Ingredients
Scale
Tomato Butter Sauce:
- 25 oz whole peeled tomatoes – puréed and strained
- 4 oz butter, unsalted
Burger Patties:
- 1⁄4 c olive oil
- 12 oz maitake mushrooms,
- or any mushroom of choice
- 1 1⁄4 lbs ground beef
- 2 oz ground bacon
- 6 oz fresh ricotta
- 2 oz grated pecorino-romano
- 1 egg plus 1 yolk
- A few swipes fresh nutmeg
- 4 fresh sage leaves, finely chopped
- 1 oz fresh breadcrumbs, about 1 slice fresh bread
To Serve:
- 4 oz Italian provolone picante, shredded
- 4 brioche hamburger buns Salt to taste
Instructions
- Preheat oven to 350 ̊F.
- Tomato Butter Sauce: Place tomatoes and butter in a large sauce pot. Bring to a gentle simmer and cook for 20 minutes, season gently with salt. Set aside.

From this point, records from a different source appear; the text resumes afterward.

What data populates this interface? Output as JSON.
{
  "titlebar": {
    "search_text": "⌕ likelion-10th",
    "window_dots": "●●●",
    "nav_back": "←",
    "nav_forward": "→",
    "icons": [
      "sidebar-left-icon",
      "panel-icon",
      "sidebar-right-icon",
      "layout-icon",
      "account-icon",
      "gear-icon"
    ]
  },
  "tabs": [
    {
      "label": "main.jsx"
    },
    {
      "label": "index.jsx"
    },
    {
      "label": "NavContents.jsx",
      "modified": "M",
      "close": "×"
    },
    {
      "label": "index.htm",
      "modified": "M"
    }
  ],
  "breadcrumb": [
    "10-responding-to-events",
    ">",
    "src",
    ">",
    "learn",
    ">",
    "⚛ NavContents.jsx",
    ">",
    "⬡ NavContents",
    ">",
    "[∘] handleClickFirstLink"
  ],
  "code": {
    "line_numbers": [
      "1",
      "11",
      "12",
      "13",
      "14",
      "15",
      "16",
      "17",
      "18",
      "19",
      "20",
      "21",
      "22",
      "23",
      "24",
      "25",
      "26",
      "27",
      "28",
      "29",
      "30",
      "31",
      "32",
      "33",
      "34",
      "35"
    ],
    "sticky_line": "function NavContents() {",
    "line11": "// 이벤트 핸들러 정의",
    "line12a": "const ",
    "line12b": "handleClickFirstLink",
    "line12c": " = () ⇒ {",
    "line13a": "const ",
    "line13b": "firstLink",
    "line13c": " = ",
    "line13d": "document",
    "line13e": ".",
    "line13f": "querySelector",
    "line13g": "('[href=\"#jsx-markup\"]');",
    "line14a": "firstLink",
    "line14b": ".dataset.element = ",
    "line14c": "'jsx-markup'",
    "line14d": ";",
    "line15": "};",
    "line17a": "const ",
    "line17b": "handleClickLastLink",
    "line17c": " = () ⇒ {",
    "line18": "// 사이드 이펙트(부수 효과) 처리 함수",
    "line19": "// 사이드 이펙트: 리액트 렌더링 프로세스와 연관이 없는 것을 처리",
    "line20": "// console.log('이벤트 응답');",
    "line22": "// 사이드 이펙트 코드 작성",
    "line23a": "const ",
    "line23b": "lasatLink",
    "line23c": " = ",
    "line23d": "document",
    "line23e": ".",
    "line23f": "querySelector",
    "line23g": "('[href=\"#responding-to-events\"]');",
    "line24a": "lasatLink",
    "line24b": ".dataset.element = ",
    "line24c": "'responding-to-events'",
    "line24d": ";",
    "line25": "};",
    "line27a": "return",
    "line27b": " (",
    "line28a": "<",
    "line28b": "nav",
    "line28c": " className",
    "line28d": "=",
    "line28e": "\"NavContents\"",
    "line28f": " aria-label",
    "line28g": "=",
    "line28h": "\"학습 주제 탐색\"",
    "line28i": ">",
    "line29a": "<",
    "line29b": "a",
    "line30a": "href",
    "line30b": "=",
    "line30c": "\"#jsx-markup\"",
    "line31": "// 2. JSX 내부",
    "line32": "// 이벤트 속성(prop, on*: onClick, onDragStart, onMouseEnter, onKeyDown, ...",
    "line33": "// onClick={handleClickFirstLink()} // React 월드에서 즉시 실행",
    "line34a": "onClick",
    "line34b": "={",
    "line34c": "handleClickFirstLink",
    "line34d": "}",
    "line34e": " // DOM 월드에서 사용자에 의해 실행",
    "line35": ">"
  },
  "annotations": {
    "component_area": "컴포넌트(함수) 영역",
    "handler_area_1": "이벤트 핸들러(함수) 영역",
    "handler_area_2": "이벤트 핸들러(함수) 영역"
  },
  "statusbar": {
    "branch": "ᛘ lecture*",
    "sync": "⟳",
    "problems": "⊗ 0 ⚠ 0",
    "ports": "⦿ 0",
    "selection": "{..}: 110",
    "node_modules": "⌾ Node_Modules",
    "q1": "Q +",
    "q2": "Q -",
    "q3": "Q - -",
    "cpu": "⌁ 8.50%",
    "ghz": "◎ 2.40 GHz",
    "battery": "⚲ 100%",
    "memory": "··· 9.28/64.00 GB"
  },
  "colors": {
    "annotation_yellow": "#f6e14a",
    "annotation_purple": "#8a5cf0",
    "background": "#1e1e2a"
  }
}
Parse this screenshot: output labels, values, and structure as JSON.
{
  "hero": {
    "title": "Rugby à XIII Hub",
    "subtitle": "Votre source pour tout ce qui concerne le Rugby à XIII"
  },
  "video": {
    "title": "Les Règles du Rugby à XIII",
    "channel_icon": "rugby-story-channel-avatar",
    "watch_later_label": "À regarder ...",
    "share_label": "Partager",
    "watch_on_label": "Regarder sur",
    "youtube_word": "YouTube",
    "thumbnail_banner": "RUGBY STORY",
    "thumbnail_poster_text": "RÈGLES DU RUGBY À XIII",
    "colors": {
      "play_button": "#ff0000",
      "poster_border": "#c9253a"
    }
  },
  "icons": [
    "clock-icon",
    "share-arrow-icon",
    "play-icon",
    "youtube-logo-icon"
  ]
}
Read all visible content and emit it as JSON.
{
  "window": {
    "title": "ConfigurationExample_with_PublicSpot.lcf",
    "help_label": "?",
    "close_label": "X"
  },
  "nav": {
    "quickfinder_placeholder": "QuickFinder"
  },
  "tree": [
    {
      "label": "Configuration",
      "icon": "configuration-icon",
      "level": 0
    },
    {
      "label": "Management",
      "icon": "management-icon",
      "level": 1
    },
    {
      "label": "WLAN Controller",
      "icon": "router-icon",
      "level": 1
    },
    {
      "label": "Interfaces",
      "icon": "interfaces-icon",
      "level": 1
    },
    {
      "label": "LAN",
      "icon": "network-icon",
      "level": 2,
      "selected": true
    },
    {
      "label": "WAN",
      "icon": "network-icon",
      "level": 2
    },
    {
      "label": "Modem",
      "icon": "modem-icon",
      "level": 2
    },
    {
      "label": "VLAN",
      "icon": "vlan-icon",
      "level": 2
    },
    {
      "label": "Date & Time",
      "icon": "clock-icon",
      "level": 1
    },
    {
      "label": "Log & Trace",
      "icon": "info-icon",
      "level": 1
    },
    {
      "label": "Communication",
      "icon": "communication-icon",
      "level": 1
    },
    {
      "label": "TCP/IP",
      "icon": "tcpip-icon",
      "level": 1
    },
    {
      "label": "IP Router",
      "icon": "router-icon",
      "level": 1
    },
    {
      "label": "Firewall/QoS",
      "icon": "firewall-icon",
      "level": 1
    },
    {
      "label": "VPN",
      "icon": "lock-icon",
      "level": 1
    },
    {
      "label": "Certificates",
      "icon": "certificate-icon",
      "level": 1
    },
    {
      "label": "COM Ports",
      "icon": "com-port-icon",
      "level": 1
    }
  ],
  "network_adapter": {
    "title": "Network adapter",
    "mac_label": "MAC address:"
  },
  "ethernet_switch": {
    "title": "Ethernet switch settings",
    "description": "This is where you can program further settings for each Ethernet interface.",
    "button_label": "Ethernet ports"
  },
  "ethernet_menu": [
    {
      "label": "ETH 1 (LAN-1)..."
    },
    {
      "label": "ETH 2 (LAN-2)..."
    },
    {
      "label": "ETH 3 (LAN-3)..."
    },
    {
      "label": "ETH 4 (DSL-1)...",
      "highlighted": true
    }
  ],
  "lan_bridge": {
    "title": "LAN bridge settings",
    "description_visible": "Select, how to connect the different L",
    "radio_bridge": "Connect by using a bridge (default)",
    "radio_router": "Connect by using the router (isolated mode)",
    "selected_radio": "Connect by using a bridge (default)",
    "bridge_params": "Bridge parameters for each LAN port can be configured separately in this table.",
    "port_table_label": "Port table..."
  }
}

- Burger Patties: Break maitake mushrooms into large chunks. Warm a large sauté pan over medium-high heat, add olive oil and mushrooms, cook until tender and golden. Season lightly with salt, cool completely. Place mushrooms in a food processor and pulse several times to 1⁄4-inch pieces.
- In a large bowl, combine mushrooms, beef, ground bacon, ricotta, pecorino-romano, eggs, nutmeg, sage leaves, breadcrumbs and 1 3⁄4 tablespoons salt, mix well. Form into four 8-ounce, oval balls. Place patties on an ovenproof tray, atten slightly and spoon over 2⁄3 of the tomato butter sauce. Cover tray with foil and bake for 1 hour, turning the tray 180 degrees after 30 minutes.
- To serve, toast brioche buns, place a warm burger patty on bun, top with 1-ounce provolone cheese and warm sauce. Top with bun and serve.